Les appareils mobiles et périphériques modernes sont équipés de processeurs graphiques (GPU) et de processeurs de réseau neuronal (NPU) spécialisés, capables d'accélérer les modèles d'IA jusqu'à 25 fois par rapport à un CPU, tout en réduisant la consommation d'énergie jusqu'à 5 fois.

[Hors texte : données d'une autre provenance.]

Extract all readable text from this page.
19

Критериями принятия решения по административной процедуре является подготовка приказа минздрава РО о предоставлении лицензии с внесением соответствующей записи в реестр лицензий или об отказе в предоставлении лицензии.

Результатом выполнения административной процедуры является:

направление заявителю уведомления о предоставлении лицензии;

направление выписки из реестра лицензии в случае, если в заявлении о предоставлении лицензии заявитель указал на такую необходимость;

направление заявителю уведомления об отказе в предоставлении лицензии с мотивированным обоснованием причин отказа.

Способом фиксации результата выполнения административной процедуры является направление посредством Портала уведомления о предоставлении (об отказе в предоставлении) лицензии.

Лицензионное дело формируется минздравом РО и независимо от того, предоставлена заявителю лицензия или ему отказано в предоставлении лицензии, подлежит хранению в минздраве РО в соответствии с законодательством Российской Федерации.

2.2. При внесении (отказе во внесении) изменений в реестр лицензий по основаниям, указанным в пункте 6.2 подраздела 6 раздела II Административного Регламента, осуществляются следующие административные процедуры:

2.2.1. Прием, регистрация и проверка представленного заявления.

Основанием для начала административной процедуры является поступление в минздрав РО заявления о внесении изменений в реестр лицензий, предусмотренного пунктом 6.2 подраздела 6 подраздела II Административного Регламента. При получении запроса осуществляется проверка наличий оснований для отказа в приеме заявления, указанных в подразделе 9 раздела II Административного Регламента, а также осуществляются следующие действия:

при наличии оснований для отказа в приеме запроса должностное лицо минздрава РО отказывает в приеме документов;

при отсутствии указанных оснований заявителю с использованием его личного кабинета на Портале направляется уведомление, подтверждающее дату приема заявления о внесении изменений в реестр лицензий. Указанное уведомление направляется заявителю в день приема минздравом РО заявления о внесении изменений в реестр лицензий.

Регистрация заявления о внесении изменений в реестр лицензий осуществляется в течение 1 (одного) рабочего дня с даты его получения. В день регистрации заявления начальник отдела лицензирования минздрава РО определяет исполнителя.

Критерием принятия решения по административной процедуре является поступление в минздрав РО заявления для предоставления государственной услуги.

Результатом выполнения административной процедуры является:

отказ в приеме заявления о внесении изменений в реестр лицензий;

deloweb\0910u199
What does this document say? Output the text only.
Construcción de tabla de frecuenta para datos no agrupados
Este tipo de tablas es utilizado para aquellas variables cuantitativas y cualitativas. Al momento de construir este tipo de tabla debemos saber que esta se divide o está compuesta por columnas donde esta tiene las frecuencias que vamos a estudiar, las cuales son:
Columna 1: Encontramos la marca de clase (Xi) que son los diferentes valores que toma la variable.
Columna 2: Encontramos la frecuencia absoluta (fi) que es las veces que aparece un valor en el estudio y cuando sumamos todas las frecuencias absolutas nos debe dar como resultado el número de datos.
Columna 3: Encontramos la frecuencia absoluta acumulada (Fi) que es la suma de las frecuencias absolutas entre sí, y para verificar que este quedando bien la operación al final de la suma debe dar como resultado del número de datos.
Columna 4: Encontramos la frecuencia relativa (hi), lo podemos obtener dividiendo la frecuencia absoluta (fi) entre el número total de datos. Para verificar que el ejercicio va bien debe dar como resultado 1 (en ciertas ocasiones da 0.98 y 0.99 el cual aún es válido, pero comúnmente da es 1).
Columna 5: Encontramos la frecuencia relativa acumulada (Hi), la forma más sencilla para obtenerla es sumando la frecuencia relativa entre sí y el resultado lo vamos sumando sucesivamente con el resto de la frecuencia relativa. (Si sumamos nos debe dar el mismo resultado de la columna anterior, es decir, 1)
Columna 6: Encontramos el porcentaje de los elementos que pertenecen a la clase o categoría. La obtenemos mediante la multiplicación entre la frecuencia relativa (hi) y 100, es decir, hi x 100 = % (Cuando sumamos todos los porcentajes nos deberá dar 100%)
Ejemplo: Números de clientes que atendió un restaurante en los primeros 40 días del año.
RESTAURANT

LiteRT simplifie l'accès à ces semi-conducteurs spécialisés grâce à une pile d'accélération matérielle unifiée. Au lieu de gérer des SDK fragmentés et spécifiques à un fournisseur ou des API matérielles complexes, LiteRT fournit une API CompiledModel simplifiée qui fait abstraction de la complexité de l'optimisation des modèles, de la gestion de la mémoire et de la répartition du matériel.

Types d'accélérateurs

LiteRT fournit une interface unifiée pour exécuter des modèles sur différents backends matériels. En tirant parti de l'API CompiledModel, vous pouvez passer facilement d'un accélérateur à l'autre à l'aide de la compilation sur l'appareil ou Ahead-of-Time (AOT), avec un retour automatique au processeur pour les opérations non compatibles.

  • CPU : chemin d'exécution par défaut utilisant XNNPACK et toujours disponible. Idéal pour les tâches générales et comme solution de secours pour les opérateurs non compatibles.
  • GPU : optimisé par ML Drift, offre des performances SOTA sur les plates-formes périphériques utilisant OpenCL, WebGPU, Metal, etc. Pour en savoir plus, consultez Accélération GPU avec LiteRT.
  • NPU : efficacité et performances maximales pour les charges de travail d'IA. LiteRT offre un flux de développement unifié pour accéder aux chipsets NPU spécialisés, y compris Google Tensor, Qualcomm et MediaTek, sans nécessiter l'intégration de SDK spécifiques aux fournisseurs. Pour en savoir plus, consultez Accélération NPU avec LiteRT.

Ces accélérateurs peuvent être combinés pour obtenir les meilleures performances possibles lorsque certaines opérations complexes ne sont pas disponibles sur un matériel donné. Lorsque des accélérateurs sont en concurrence pour une opération, LiteRT utilise l'ordre de priorité suivant : NPU, GPU, CPU.